Nicht gut? ...Band? ...Trinity? Ach, Scheiße, ich vergaß, ihr Schlitzohren kennt das Ende ja bereits. Nun gut, weiter geht’s.

Während Benne nun bei einer Band names Medical Carnage einstieg, mit der er und seine Mitglieder böse „Mäddlmusik“ spielten, stellte sich heraus, dass Steven zufälligerweise mit Schlagzeug spielen anfangen wollte. Wie passend! Also, auf auf Band gegründet, Basser (nicht Benne), Sängerin und zweiten Gitarristen mit rangeschafft. Die Songs waren stilmäßig so emotionale Rockballaden. Da stehen die Frauen drauf und somit wäre man ja auch wieder saucool (logisch). Nun noch schnell nen emotionalen Namen ausgedacht „My Fallen Angel“ und losgelegt. ROCK'N ROLL BABY!!! Aber immer schön emotional klar? Nun wie sich mit der Zeit herausstellte, waren Steven und ich mit der Gesamtsituation unzufrieden weil irgendwie war alles doch nicht so cool und holla die Waldfee wie gedacht. Deswegen wurde die Band dann ganz unemotional aufgelöst. Zufälligerweise stieg Benne einige Zeit zuvor auch bei seiner Band aus, da ihm der Stil zu sehr „only Mäddl“ war.

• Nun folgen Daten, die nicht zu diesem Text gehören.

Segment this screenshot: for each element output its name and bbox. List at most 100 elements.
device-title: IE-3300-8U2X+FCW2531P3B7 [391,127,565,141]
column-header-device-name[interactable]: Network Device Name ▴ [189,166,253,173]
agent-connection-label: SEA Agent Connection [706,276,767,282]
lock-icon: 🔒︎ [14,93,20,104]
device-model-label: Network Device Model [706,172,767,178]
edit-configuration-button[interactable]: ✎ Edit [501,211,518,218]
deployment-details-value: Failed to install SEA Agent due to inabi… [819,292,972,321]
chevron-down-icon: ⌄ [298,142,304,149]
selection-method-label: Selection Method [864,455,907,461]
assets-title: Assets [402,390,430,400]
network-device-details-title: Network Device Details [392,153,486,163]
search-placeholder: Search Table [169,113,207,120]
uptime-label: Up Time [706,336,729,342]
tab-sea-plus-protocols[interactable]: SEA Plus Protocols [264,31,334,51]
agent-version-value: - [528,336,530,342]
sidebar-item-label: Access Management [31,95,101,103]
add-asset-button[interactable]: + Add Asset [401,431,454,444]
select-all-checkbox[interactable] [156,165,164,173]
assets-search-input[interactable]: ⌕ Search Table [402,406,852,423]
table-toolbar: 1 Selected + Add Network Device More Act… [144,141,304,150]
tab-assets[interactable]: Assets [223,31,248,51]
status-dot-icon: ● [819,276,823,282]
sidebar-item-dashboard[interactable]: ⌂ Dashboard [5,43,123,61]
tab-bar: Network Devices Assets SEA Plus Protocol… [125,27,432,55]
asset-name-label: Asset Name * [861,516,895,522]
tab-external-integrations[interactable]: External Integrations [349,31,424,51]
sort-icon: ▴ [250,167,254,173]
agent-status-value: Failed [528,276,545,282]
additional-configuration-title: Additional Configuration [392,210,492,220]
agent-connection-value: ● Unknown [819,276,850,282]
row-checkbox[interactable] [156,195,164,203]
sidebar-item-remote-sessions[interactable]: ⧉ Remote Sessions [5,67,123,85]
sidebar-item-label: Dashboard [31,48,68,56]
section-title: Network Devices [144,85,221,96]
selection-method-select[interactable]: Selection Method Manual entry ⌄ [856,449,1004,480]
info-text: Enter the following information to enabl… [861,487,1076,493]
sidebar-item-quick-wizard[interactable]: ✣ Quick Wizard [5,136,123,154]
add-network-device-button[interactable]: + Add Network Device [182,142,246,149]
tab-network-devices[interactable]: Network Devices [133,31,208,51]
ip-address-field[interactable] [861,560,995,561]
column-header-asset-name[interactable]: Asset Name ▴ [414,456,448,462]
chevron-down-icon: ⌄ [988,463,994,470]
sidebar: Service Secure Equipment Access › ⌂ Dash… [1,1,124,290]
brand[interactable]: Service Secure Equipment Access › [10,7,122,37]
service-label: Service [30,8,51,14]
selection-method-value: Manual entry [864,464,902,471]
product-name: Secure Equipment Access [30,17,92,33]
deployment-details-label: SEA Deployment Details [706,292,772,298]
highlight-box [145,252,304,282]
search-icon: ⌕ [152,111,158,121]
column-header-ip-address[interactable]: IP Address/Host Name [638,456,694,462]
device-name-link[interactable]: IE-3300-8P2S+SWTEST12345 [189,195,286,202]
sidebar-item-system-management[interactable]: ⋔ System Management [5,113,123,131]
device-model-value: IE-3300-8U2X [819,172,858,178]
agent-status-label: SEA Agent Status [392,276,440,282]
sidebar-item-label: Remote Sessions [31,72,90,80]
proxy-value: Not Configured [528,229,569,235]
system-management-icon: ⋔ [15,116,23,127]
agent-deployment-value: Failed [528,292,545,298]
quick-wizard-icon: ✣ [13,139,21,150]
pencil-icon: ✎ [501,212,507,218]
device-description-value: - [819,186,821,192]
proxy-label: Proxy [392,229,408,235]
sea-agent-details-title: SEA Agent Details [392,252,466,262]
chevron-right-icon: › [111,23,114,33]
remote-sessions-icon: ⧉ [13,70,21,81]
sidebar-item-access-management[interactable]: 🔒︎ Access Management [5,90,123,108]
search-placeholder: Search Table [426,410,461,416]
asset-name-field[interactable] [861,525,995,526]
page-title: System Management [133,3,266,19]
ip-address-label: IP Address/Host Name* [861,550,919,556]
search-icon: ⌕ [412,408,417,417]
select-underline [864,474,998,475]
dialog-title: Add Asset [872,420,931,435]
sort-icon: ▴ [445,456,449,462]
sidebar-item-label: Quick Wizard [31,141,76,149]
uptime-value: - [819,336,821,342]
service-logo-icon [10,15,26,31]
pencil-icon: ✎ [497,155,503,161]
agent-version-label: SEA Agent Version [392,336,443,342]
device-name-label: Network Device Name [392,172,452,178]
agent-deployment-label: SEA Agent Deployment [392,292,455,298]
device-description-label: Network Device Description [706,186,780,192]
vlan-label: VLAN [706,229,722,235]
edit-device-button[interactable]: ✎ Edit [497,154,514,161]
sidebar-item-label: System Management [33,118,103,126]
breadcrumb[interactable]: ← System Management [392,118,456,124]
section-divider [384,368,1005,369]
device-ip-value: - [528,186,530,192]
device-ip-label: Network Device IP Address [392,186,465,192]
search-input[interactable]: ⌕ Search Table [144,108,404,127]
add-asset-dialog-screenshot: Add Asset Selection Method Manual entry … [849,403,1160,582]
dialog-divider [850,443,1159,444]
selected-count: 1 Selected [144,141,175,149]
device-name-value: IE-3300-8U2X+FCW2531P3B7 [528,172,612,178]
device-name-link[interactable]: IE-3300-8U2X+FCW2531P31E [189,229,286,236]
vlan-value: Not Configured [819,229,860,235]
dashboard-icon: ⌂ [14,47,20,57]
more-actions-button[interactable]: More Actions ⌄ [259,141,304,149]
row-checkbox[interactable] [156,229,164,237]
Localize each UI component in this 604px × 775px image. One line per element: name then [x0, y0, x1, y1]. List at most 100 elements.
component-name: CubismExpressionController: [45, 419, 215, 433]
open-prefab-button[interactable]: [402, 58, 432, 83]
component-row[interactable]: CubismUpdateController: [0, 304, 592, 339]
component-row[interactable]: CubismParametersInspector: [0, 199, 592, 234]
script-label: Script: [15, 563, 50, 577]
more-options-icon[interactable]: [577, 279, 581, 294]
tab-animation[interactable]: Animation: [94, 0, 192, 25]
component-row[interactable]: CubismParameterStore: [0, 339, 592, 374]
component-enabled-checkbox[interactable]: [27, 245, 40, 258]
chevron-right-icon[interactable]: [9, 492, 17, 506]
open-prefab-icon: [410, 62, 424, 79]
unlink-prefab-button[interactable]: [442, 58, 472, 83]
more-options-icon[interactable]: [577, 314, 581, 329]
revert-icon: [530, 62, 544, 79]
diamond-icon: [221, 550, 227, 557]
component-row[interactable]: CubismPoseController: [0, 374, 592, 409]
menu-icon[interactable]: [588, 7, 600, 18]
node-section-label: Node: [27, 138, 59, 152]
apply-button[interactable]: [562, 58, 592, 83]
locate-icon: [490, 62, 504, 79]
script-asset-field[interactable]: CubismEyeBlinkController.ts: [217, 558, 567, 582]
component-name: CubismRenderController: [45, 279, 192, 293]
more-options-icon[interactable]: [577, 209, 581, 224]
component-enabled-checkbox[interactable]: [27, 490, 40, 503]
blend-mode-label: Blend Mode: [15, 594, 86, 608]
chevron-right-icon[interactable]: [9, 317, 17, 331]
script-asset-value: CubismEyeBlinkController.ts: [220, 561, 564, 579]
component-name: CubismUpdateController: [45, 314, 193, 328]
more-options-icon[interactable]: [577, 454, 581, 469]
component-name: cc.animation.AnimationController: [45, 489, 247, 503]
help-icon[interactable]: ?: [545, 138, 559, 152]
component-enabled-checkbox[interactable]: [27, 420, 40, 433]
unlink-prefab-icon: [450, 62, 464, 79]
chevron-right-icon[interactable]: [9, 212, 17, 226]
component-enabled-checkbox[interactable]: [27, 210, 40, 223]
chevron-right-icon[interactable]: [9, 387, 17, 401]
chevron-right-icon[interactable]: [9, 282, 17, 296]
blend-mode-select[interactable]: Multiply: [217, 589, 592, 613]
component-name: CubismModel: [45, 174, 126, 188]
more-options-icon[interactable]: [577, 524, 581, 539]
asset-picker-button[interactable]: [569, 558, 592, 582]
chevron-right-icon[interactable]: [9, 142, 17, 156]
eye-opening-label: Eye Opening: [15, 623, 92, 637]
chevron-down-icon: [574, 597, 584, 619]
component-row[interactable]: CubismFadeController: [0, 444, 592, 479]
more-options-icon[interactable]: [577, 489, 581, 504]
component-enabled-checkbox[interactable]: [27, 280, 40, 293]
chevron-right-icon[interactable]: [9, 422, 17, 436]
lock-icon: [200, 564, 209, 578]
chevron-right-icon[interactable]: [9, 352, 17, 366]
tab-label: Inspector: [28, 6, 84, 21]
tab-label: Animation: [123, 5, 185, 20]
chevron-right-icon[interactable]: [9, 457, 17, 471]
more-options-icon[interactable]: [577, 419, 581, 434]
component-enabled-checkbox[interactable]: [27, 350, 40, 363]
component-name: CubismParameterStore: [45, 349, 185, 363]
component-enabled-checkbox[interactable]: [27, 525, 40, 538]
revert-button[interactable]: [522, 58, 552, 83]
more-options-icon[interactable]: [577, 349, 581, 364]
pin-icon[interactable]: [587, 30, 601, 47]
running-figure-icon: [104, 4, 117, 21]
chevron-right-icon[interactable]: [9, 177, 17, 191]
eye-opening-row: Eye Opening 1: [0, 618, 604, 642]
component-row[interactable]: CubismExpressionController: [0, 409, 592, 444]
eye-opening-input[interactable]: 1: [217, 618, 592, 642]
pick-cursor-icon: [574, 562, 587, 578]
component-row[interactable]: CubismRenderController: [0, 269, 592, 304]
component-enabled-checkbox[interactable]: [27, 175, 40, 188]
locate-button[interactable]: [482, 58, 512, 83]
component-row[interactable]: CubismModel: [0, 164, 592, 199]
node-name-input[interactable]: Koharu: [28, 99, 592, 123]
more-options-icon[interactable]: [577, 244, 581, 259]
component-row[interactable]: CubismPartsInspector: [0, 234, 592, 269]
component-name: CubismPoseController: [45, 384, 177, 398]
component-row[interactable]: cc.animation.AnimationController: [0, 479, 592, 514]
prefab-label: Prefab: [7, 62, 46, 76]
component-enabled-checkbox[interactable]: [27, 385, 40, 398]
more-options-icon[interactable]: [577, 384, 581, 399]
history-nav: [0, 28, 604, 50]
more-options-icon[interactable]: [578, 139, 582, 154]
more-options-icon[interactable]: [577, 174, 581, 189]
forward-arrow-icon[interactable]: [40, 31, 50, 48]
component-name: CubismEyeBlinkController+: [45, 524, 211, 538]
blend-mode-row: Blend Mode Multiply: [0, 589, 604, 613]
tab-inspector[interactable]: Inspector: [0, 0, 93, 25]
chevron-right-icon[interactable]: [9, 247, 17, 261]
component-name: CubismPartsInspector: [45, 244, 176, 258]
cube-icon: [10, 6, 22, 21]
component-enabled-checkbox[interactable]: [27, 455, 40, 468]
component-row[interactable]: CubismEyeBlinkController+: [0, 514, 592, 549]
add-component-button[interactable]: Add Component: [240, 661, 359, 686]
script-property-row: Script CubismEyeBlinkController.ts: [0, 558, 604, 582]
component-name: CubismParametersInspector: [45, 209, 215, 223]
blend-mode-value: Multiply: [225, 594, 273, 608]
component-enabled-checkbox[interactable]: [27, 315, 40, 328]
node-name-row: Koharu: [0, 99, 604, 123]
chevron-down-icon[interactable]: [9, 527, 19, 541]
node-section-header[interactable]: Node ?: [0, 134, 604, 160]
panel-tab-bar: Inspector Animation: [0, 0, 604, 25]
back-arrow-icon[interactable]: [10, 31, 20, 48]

Also wurde im Sommer 2008 Benne rekrutiert, um ne Band zu gründen, wir waren wieder vereint. „Back to the roots“ sozusagen, nur, dass jetzt jeder ein Instrument spielen konnte (Schicksal würden die Gläubigen unter uns das wohl nennen). Da wir wussten, dass wir wohl ewig zu dritt bleiben würden (das Improvisationskonzept war zunächst eine daraus resultierende Notlösung), überlegten wir uns nun, wie man zu dritt cool und dabei noch gut aussehend Musik machen könnte, wodurch wir schließlich auf die Idee einer Jam-Band kamen. Mit „Trinity“ wurde dann auch noch ein saucooler, weil passender Name gefunden und somit ging die Action auch schon los. Proben, einige kleine Konzerte, wieder proben und dann die erste Demo. Das ist dann wohl unser heutiger Stand. Und für alle die sich jetzt denken „hätte man dass jetzt nicht auch mit 5 Sätzen schreiben können?“: Klar könnte man, habe ich aber nicht und trotzdem habt ihrs gelesen, cool ne? Okay vielleicht noch ne saucoole, weil völlig sinn- und zusammenhangslose Belohnung für alle die tatsächlich bis hier hin gekommen sind. Dieser Text umfasste schließlich 1174 Wörter und das muss gewürdigt werden.

-> Reisen kann so schön sein: http://i31.tinypic.com/os48za.jpg

Ich bzw. wir (scheiß Demokratie) bedanken uns fürs lesen und wünschen noch einen angenehmen Tag. Salute!